That opened the door for Kaul’s latest lawsuit, which he is asking the Supreme Court to take as an original action — skipping lower courts. The court’s conservative majority was 5-2 when it ruled on the earlier case, but it is now 4-3, seemingly increasing Kaul’s odds of success.

Republican legislative leaders named as defendants did not immediately return messages seeking comment.

Kaul argues that the law is unconstitutional as applied to two categories of cases involving civil lawsuits over environmental and consumer protections cases and those involving executive branch agencies. Kaul said those cases make up the majority of settlements his department enters into.

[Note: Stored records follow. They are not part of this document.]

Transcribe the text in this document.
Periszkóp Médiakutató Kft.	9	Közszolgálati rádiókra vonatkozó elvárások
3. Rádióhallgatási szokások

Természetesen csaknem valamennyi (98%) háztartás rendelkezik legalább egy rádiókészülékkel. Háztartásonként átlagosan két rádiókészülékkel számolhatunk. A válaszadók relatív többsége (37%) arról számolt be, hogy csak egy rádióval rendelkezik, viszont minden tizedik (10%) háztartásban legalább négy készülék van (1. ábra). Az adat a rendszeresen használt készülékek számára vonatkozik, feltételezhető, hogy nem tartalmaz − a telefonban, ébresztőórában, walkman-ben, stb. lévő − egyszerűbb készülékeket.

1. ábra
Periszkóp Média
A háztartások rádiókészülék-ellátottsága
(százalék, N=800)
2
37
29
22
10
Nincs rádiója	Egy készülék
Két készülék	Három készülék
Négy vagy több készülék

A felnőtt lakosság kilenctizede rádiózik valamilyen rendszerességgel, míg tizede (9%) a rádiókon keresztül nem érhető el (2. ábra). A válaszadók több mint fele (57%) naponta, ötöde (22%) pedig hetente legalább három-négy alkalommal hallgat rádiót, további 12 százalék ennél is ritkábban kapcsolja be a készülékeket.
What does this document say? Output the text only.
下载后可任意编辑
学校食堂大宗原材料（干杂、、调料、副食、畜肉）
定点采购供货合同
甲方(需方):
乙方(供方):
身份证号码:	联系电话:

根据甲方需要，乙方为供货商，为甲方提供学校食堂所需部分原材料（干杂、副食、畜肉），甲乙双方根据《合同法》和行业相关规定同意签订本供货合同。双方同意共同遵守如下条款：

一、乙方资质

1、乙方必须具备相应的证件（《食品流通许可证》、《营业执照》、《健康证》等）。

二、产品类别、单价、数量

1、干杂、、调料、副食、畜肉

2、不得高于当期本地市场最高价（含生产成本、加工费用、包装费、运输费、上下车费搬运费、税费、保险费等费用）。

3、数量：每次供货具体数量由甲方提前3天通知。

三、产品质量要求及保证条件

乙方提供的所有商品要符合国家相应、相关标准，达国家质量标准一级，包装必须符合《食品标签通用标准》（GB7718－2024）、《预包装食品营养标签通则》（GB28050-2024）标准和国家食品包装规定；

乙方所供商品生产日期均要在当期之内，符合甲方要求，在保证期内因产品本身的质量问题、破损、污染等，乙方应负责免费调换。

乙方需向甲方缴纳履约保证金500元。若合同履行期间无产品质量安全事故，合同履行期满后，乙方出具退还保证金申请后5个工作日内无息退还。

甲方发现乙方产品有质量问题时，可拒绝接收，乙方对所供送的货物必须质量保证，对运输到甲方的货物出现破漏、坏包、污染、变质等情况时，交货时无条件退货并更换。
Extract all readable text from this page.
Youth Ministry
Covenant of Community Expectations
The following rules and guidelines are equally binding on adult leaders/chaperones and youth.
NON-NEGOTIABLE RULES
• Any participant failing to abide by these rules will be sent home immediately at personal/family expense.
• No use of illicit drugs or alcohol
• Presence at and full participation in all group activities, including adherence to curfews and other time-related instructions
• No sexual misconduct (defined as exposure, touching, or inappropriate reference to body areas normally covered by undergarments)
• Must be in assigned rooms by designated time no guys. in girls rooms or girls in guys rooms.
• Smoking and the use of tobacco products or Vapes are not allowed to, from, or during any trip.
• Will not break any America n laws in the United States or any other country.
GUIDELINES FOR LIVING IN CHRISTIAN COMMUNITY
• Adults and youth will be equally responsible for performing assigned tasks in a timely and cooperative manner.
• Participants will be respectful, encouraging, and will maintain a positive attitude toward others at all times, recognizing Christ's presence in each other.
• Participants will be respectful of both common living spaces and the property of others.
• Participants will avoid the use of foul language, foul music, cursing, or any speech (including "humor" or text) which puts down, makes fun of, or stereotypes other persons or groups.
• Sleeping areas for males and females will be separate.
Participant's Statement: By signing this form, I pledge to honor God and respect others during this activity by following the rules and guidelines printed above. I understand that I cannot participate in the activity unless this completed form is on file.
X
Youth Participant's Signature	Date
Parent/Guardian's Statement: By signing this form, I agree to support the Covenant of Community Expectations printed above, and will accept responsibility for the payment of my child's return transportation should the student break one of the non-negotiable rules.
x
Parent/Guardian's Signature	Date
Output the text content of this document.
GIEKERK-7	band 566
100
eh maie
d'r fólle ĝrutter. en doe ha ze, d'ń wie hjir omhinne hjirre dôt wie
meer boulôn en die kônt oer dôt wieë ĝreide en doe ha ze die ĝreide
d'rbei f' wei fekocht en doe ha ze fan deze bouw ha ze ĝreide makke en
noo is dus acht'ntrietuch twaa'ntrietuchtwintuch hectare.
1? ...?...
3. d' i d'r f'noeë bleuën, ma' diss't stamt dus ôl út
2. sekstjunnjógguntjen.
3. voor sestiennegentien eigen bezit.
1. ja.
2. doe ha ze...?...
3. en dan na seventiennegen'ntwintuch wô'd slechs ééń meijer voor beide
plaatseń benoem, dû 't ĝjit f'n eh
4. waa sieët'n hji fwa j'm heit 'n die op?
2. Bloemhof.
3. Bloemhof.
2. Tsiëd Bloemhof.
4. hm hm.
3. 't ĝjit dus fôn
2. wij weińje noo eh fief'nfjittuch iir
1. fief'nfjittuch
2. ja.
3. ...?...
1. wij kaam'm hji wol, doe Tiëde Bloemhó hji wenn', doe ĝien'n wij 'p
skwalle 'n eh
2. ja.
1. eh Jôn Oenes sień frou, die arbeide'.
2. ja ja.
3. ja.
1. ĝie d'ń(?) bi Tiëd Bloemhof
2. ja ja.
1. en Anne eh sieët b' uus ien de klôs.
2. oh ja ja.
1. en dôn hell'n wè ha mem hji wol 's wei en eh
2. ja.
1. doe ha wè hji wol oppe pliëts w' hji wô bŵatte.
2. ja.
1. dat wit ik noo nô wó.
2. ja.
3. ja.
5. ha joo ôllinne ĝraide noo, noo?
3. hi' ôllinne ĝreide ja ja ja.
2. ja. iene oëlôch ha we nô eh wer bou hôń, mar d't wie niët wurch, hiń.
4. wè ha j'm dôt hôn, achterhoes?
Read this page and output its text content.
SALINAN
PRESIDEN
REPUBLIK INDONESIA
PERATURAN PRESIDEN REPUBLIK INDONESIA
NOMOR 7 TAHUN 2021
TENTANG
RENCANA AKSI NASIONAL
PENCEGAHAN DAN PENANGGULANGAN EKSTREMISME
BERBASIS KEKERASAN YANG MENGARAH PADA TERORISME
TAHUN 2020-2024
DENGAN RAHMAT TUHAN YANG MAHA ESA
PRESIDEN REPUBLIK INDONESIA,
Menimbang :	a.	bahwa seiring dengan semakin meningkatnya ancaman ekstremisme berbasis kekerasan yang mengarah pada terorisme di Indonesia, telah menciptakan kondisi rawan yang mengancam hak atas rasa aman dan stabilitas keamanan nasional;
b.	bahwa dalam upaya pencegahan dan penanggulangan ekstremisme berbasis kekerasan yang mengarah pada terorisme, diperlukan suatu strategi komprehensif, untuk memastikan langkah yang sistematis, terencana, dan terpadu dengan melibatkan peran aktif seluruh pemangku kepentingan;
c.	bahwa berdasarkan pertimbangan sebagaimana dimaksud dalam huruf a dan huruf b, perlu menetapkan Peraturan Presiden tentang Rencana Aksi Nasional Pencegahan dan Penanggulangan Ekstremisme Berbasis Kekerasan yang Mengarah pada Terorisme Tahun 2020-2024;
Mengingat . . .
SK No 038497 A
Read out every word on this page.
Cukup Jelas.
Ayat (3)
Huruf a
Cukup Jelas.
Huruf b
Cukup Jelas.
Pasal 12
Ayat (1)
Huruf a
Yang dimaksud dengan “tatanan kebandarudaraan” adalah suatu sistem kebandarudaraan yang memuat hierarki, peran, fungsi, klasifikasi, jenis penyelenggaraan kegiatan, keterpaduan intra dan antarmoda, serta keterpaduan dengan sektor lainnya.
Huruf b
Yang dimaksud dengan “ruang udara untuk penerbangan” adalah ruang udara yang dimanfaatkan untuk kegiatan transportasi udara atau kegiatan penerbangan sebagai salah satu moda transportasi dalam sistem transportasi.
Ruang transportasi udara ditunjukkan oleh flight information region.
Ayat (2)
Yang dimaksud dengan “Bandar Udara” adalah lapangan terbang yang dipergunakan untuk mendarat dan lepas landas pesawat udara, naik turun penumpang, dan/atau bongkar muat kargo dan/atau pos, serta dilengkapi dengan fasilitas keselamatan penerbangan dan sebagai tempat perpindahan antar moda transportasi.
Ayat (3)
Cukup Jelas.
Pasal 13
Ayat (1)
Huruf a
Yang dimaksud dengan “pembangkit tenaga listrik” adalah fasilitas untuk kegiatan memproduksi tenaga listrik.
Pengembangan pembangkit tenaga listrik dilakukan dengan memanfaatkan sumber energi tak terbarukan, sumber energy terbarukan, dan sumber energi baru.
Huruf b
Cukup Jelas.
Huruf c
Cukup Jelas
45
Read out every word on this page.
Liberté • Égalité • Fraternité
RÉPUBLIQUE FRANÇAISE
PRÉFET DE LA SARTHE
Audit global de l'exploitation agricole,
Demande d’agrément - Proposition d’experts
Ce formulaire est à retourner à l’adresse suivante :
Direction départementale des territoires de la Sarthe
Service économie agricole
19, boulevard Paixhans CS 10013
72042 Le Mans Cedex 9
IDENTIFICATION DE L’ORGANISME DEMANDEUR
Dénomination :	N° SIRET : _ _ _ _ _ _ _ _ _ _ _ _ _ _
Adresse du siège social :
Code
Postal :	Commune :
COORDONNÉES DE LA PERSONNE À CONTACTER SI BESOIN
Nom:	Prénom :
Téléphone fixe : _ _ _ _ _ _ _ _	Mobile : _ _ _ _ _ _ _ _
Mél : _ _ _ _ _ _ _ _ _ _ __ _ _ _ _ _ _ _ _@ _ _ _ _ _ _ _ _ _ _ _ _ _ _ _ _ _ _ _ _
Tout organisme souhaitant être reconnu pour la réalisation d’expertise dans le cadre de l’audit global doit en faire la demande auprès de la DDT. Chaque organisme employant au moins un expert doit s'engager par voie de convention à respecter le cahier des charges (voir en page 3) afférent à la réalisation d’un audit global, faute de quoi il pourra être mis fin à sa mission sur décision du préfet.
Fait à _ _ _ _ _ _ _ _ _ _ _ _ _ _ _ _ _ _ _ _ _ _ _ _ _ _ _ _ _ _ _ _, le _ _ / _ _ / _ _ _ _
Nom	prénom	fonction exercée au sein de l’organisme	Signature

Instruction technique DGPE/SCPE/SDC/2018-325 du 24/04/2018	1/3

“That is an executive function and it’s one where the Legislature doesn’t have an appropriate constitutional law under separation of powers,” Kaul said. “It’s impeding our ability to get justice in these cases.”

Kaul argues there is an urgency to resolve the issue because the Department of Justice’s ability to settle lawsuits is hampered by having to get approval from lawmakers, a process that be be time consuming and sometimes politically fraught.

“We have an ongoing violation of separation of powers in the state,” Kaul said in an interview.

The law makes it harder to get restitution for consumers who get cheated, implement remedial action on an environmental violation or help get recovery for a state agency that helps taxpayers, Kaul said.